Hal itu disampaikan oleh Plt. Kepala Pelaksana BPBD Pesisir Selatan, Mulyandri. Ia menginformasikan bahwa bencana yang dipicu hujan berintensitas tinggi itu berdampak pada tujuh kecamatan. Ia menyebut bahwa bencana itu menyebabkan satu orang meninggal dunia, satu rumah amblas ke sungai, dan merendam ribuan hektare lahan pertanian yang terancam gagal panen.

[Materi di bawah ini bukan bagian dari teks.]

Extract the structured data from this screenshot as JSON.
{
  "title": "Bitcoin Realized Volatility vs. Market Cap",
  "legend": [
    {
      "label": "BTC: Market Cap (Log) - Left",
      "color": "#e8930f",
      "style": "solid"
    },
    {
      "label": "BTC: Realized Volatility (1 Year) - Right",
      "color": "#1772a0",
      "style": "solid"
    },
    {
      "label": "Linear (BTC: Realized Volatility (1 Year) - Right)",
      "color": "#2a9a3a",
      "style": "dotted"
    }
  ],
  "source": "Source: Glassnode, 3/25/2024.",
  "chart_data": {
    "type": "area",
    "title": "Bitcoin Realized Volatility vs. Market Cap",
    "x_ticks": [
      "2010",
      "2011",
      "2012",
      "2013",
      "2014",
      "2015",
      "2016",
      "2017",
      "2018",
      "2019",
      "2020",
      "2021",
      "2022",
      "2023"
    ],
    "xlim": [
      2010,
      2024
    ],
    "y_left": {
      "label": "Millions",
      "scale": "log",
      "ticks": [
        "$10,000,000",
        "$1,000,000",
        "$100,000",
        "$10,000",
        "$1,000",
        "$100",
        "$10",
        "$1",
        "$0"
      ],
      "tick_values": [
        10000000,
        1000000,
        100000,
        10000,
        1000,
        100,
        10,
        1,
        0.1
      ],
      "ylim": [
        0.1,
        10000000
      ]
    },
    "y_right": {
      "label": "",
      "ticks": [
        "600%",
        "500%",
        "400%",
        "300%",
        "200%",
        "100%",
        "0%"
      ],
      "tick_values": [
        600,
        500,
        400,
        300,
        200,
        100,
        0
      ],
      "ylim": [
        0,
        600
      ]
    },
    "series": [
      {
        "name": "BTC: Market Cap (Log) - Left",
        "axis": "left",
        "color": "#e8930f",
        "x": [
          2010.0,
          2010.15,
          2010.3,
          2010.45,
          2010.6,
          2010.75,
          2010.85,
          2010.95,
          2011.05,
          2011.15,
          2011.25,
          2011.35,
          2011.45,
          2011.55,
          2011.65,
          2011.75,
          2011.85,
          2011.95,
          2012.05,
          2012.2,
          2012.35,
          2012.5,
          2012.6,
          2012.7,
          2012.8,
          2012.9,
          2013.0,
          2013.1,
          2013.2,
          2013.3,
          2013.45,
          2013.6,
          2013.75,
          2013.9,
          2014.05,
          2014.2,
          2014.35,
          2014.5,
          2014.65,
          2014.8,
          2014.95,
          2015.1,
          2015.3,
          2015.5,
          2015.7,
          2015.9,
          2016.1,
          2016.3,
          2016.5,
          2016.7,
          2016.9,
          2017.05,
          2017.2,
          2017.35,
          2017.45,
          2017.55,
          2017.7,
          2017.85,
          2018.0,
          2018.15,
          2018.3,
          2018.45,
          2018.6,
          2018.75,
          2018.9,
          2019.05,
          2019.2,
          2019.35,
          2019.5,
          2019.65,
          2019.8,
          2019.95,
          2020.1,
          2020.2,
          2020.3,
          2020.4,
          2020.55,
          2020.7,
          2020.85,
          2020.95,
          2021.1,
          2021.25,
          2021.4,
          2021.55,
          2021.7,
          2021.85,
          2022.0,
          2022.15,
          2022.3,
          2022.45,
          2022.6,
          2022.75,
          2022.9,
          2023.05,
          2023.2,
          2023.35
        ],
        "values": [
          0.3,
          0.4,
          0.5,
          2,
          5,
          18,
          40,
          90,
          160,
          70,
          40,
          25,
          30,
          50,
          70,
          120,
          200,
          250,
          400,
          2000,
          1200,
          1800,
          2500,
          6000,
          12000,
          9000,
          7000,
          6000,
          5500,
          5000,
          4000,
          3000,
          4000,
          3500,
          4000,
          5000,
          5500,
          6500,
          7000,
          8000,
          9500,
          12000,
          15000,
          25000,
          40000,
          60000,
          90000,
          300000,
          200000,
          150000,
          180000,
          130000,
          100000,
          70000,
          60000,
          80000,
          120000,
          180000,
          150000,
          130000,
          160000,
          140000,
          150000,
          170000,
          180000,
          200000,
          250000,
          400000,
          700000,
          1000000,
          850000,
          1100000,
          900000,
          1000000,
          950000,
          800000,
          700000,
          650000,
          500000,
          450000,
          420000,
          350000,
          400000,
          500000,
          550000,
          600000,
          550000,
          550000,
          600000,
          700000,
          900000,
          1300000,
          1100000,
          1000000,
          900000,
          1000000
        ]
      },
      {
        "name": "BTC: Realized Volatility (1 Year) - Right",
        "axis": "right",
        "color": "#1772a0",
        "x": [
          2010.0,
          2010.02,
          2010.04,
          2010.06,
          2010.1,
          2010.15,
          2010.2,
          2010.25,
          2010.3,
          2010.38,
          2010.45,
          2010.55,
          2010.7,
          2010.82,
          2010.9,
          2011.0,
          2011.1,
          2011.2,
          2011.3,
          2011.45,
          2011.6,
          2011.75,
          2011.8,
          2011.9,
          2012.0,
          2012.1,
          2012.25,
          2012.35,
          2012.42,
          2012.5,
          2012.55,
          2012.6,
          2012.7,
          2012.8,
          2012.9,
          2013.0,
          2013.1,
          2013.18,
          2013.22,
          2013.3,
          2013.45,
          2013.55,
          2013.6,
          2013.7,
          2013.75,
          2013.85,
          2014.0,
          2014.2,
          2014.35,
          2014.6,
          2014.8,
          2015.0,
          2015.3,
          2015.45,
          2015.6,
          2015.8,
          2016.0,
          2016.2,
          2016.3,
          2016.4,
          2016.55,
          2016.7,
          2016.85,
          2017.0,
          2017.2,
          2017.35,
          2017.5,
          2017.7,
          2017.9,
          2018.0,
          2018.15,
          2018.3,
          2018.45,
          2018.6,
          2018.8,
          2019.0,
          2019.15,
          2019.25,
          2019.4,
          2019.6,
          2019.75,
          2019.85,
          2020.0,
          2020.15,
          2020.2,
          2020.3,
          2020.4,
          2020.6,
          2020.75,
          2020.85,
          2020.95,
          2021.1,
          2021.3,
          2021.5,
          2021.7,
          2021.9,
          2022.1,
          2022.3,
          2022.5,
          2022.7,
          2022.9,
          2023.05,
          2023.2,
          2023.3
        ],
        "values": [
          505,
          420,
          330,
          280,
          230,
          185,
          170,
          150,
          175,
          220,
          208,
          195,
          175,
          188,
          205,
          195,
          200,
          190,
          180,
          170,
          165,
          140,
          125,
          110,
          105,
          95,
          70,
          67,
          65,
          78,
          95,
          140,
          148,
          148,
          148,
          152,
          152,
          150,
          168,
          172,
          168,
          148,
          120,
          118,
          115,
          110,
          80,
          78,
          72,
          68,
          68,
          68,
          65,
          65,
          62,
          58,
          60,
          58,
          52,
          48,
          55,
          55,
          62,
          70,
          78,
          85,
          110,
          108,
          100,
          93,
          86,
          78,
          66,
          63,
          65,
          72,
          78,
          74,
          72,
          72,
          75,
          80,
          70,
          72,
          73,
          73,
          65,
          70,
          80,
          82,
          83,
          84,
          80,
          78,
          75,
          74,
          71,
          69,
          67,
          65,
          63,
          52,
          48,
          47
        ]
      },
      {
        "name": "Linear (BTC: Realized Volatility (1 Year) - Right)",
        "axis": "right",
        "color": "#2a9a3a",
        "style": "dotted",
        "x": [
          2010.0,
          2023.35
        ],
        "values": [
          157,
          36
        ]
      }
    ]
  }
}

“Kita terus memperbarui data dan melaporkannya ke BNPB melalui Pemerintah Provinsi Sumatera Barat,” ujarnya saat mendampingi kunjungan Sekretaris Utama BNPB, Rustian, bersama Wakil Gubernur Sumbar, Vasco Ruseimy, ke Bayang dan Tarusan pada Rabu (26/11/2025).

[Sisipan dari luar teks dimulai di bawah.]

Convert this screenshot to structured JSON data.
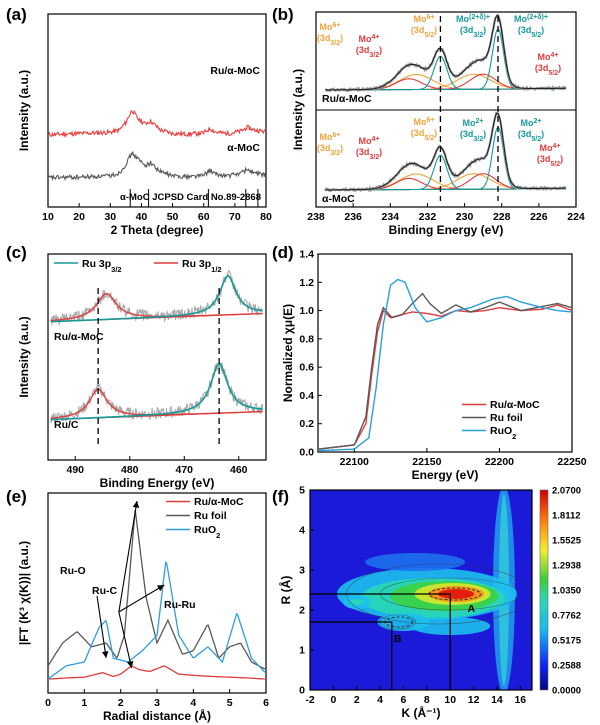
{
  "chart_data": [
    {
      "panel": "(a)",
      "type": "line",
      "xlabel": "2 Theta (degree)",
      "ylabel": "Intensity (a.u.)",
      "xlim": [
        10,
        80
      ],
      "xticks": [
        "10",
        "20",
        "30",
        "40",
        "50",
        "60",
        "70",
        "80"
      ],
      "series": [
        {
          "name": "Ru/α-MoC",
          "color": "#ef3b3b",
          "x": [
            10,
            20,
            30,
            33,
            35,
            37,
            39,
            41,
            43,
            46,
            50,
            55,
            60,
            62,
            64,
            68,
            72,
            74,
            76,
            80
          ],
          "values": [
            60,
            62,
            64,
            68,
            80,
            100,
            85,
            78,
            82,
            68,
            62,
            61,
            63,
            70,
            64,
            62,
            66,
            72,
            68,
            65
          ]
        },
        {
          "name": "α-MoC",
          "color": "#595959",
          "x": [
            10,
            20,
            30,
            33,
            35,
            37,
            39,
            41,
            43,
            46,
            50,
            55,
            60,
            62,
            64,
            68,
            72,
            74,
            76,
            80
          ],
          "values": [
            8,
            9,
            11,
            16,
            30,
            48,
            38,
            28,
            32,
            18,
            11,
            10,
            12,
            20,
            13,
            11,
            16,
            22,
            16,
            12
          ]
        }
      ],
      "reference": {
        "label": "α-MoC JCPSD Card No.89-2868",
        "lines": [
          36.4,
          42.3,
          61.5,
          73.5,
          77.4
        ]
      }
    },
    {
      "panel": "(b)",
      "type": "line",
      "xlabel": "Binding Energy (eV)",
      "ylabel": "Intensity (a.u.)",
      "xlim": [
        238,
        224
      ],
      "xticks": [
        "238",
        "236",
        "234",
        "232",
        "230",
        "228",
        "226",
        "224"
      ],
      "samples": [
        "Ru/α-MoC",
        "α-MoC"
      ],
      "reference_lines": [
        231.3,
        228.2
      ],
      "labels_top": [
        {
          "sup": "6+",
          "sub": "3/2",
          "color": "#f2a33a"
        },
        {
          "sup": "4+",
          "sub": "3/2",
          "color": "#e03c3c"
        },
        {
          "sup": "6+",
          "sub": "5/2",
          "color": "#f2a33a"
        },
        {
          "sup": "(2+δ)+",
          "sub": "3/2",
          "color": "#159a9a"
        },
        {
          "sup": "(2+δ)+",
          "sub": "5/2",
          "color": "#159a9a"
        },
        {
          "sup": "4+",
          "sub": "5/2",
          "color": "#e03c3c"
        }
      ],
      "labels_bottom": [
        {
          "sup": "6+",
          "sub": "3/2",
          "color": "#f2a33a"
        },
        {
          "sup": "4+",
          "sub": "3/2",
          "color": "#e03c3c"
        },
        {
          "sup": "6+",
          "sub": "5/2",
          "color": "#f2a33a"
        },
        {
          "sup": "2+",
          "sub": "3/2",
          "color": "#159a9a"
        },
        {
          "sup": "2+",
          "sub": "5/2",
          "color": "#159a9a"
        },
        {
          "sup": "4+",
          "sub": "5/2",
          "color": "#e03c3c"
        }
      ]
    },
    {
      "panel": "(c)",
      "type": "line",
      "xlabel": "Binding Energy (eV)",
      "ylabel": "Intensity (a.u.)",
      "xlim": [
        495,
        455
      ],
      "xticks": [
        "490",
        "480",
        "470",
        "460"
      ],
      "legend": [
        {
          "name": "Ru 3p",
          "sub": "3/2",
          "color": "#159a9a"
        },
        {
          "name": "Ru 3p",
          "sub": "1/2",
          "color": "#e03c3c"
        }
      ],
      "samples": [
        "Ru/α-MoC",
        "Ru/C"
      ],
      "reference_lines": [
        485.8,
        463.6
      ]
    },
    {
      "panel": "(d)",
      "type": "line",
      "xlabel": "Energy (eV)",
      "ylabel": "Normalized χμ(E)",
      "xlim": [
        22075,
        22250
      ],
      "ylim": [
        0,
        1.4
      ],
      "xticks": [
        "22100",
        "22150",
        "22200",
        "22250"
      ],
      "yticks": [
        "0.0",
        "0.2",
        "0.4",
        "0.6",
        "0.8",
        "1.0",
        "1.2",
        "1.4"
      ],
      "series": [
        {
          "name": "Ru/α-MoC",
          "color": "#e03c3c",
          "x": [
            22075,
            22100,
            22108,
            22112,
            22116,
            22120,
            22125,
            22132,
            22140,
            22150,
            22160,
            22170,
            22180,
            22190,
            22200,
            22215,
            22230,
            22240,
            22250
          ],
          "values": [
            0.02,
            0.05,
            0.2,
            0.55,
            0.85,
            1.0,
            0.95,
            0.97,
            0.99,
            0.98,
            0.96,
            1.0,
            0.99,
            1.0,
            1.02,
            1.0,
            1.01,
            1.04,
            1.0
          ]
        },
        {
          "name": "Ru foil",
          "color": "#595959",
          "x": [
            22075,
            22100,
            22108,
            22112,
            22116,
            22120,
            22126,
            22133,
            22140,
            22147,
            22152,
            22160,
            22170,
            22180,
            22190,
            22200,
            22215,
            22230,
            22240,
            22250
          ],
          "values": [
            0.02,
            0.05,
            0.25,
            0.6,
            0.9,
            1.02,
            0.95,
            0.97,
            1.05,
            1.12,
            1.05,
            0.98,
            1.04,
            0.99,
            1.02,
            1.06,
            1.0,
            1.03,
            1.05,
            1.02
          ]
        },
        {
          "name": "RuO",
          "sub": "2",
          "color": "#2a9ee0",
          "x": [
            22075,
            22100,
            22110,
            22115,
            22120,
            22125,
            22130,
            22135,
            22142,
            22150,
            22160,
            22170,
            22180,
            22195,
            22205,
            22215,
            22230,
            22240,
            22250
          ],
          "values": [
            0.01,
            0.02,
            0.1,
            0.45,
            0.9,
            1.18,
            1.22,
            1.2,
            1.02,
            0.92,
            0.95,
            1.0,
            1.02,
            1.08,
            1.1,
            1.06,
            1.02,
            1.0,
            0.99
          ]
        }
      ]
    },
    {
      "panel": "(e)",
      "type": "line",
      "xlabel": "Radial distance (Å)",
      "ylabel": "|FT (K³ χ(K))| (a.u.)",
      "xlim": [
        0,
        6
      ],
      "xticks": [
        "0",
        "1",
        "2",
        "3",
        "4",
        "5",
        "6"
      ],
      "annotations": [
        "Ru-O",
        "Ru-C",
        "Ru-Ru"
      ],
      "series": [
        {
          "name": "Ru/α-MoC",
          "color": "#e03c3c",
          "x": [
            0,
            0.5,
            1.0,
            1.5,
            1.8,
            2.0,
            2.3,
            2.5,
            2.8,
            3.2,
            3.6,
            4.0,
            4.5,
            5.0,
            5.5,
            6.0
          ],
          "values": [
            0.05,
            0.08,
            0.1,
            0.22,
            0.12,
            0.18,
            0.4,
            0.3,
            0.25,
            0.4,
            0.18,
            0.15,
            0.12,
            0.1,
            0.08,
            0.05
          ]
        },
        {
          "name": "Ru foil",
          "color": "#595959",
          "x": [
            0,
            0.4,
            0.8,
            1.2,
            1.6,
            1.9,
            2.1,
            2.4,
            2.7,
            3.0,
            3.3,
            3.7,
            4.0,
            4.4,
            4.7,
            5.0,
            5.3,
            5.6,
            6.0
          ],
          "values": [
            0.4,
            1.0,
            1.3,
            0.9,
            1.0,
            0.6,
            1.2,
            4.5,
            2.2,
            1.0,
            1.6,
            0.7,
            0.8,
            1.5,
            0.6,
            0.9,
            1.0,
            0.5,
            0.3
          ]
        },
        {
          "name": "RuO",
          "sub": "2",
          "color": "#2a9ee0",
          "x": [
            0,
            0.5,
            1.0,
            1.4,
            1.6,
            1.8,
            2.2,
            2.6,
            3.0,
            3.25,
            3.6,
            4.0,
            4.4,
            4.8,
            5.2,
            5.6,
            6.0
          ],
          "values": [
            0.05,
            0.4,
            0.5,
            1.4,
            1.6,
            0.6,
            0.5,
            0.8,
            1.2,
            3.2,
            1.2,
            0.6,
            0.9,
            0.5,
            1.8,
            0.6,
            0.2
          ]
        }
      ]
    },
    {
      "panel": "(f)",
      "type": "heatmap",
      "xlabel": "K (Å⁻¹)",
      "ylabel": "R (Å)",
      "xlim": [
        -2,
        17
      ],
      "ylim": [
        0,
        5
      ],
      "xticks": [
        "-2",
        "0",
        "2",
        "4",
        "6",
        "8",
        "10",
        "12",
        "14",
        "16"
      ],
      "yticks": [
        "0",
        "1",
        "2",
        "3",
        "4",
        "5"
      ],
      "colorbar": [
        "2.0700",
        "1.8112",
        "1.5525",
        "1.2938",
        "1.0350",
        "0.7762",
        "0.5175",
        "0.2588",
        "0.0000"
      ],
      "points": [
        {
          "label": "A",
          "k": 10,
          "r": 2.4
        },
        {
          "label": "B",
          "k": 5,
          "r": 1.7
        }
      ]
    }
  ],
  "panel_a_labels": {
    "s1": "Ru/α-MoC",
    "s2": "α-MoC"
  },
  "panel_b_labels": {
    "s1": "Ru/α-MoC",
    "s2": "α-MoC"
  },
  "panel_c_labels": {
    "s1": "Ru/α-MoC",
    "s2": "Ru/C"
  }
}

Hingga Kamis (27/11) pagi hujan masih mengguyur beberapa wilayah. Camat Batang Kapas, Legiandru, melaporkan sejumlah kampung kembali terisolasi akibat banjir susulan yang terjadi pagi itu. Titik-titik terdampak ialah Kampung Jambak, Nagari IV Koto Hilie; Kapalo Banda Jalamu, Nagari IV Koto Hilie; Dusun Inunang, Nagari IV Koto Hilie; Nagari IV Koto Mudiek; Nagari Sungai Nyalo, IV Koto Mudiek; Nagari Tuik, IV Koto Mudiek.
Legi mengatakan bahwa akses menuju empat nagari di Kenagarian IV Koto Mudiek kembali tidak dapat dilalui.
Sementara itu, Camat Ranah Pesisir, Syafrizal, melaporkan bahwa debit sungai di wilayahnya naik. Namun, hal itu belum menyebabkan banjir maupun mengganggu aktivitas warga.
Pemerintah daerah bersama BPBD dan perangkat kecamatan terus melakukan pemantauan di lapangan serta menyiapkan langkah tanggap darurat untuk mengantisipasi potensi bencana susulan.